Written by 9:44 pm AI designs, AI Language use, AI Services

### Evaluating the Insanity of Your Beloved AI Model: A Journey into the World of Hallucinations

Huggingface’s new Hallucinations Leaderboard ranks models based on how prone they are to generate c…

For all the revolutionary and disruptive capabilities associated with the emergence of artificial intelligence, the Achilles’ heel of generative AI lies in its inclination to fabricate information.

The propensity of Large Language Models (LLMs) to engage in “hallucinations” poses various risks, laying the groundwork for the dissemination of misinformation. The realm of Natural Language Processing (NLP) can be precarious, particularly when distinguishing between human-generated and AI-generated content becomes challenging.

To address this issue, Huggingface, self-proclaimed as the world’s largest Open Source AI community, has introduced the Hallucinations Leaderboard. This innovative ranking system is dedicated to assessing open source LLMs and their proclivity for generating hallucinatory content by subjecting them to a series of specialized benchmarks tailored for contextual learning.
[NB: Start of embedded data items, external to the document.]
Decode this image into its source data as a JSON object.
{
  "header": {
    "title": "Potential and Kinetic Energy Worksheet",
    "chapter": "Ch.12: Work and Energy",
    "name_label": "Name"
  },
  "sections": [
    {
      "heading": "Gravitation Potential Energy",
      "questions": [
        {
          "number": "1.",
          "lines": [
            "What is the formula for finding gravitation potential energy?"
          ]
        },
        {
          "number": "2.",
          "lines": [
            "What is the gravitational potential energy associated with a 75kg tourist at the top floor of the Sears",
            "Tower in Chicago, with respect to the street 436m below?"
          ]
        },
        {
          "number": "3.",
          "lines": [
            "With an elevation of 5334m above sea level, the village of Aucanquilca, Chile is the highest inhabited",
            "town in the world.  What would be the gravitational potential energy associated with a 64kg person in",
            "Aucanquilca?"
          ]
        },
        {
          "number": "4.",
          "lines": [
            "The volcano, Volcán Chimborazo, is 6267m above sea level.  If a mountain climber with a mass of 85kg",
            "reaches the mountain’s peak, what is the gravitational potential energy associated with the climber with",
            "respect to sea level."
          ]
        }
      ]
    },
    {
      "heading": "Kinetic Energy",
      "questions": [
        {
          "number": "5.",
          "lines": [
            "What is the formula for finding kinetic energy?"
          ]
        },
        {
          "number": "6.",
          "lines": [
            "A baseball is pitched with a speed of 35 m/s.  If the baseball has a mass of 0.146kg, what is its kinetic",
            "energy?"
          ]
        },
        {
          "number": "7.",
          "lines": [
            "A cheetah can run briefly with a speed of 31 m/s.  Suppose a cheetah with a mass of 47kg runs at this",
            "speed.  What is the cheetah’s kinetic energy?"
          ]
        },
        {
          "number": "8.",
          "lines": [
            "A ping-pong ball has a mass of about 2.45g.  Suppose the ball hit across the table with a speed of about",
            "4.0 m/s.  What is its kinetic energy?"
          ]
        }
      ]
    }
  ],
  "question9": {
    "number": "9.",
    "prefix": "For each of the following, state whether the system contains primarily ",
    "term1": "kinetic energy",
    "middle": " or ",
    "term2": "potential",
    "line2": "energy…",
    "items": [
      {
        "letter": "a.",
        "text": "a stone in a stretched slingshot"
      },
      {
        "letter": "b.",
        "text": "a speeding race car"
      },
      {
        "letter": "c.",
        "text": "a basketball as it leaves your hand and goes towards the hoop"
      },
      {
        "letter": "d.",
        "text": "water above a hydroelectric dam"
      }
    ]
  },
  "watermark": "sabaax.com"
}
The primary goal of this initiative is to assist researchers and engineers in pinpointing the most dependable models and potentially steering the advancement of LLMs towards more precise and faithful language production, as explained by the developers of the leaderboard.

The spectrum of hallucinations in LLMs can be categorized into two main types: factual and faithful. Factual hallucinations occur when the generated content contradicts verifiable real-world facts. For instance, an instance of this discrepancy could be a model erroneously stating that Bitcoin possesses 100 million tokens instead of the actual 23 million. On the other hand, faithful hallucinations arise when the generated content strays from the user’s explicit instructions or the established context, potentially introducing inaccuracies in crucial domains such as news summarization or historical analysis. In such cases, the model fabricates information because it deems it the most logical course based on its prompt.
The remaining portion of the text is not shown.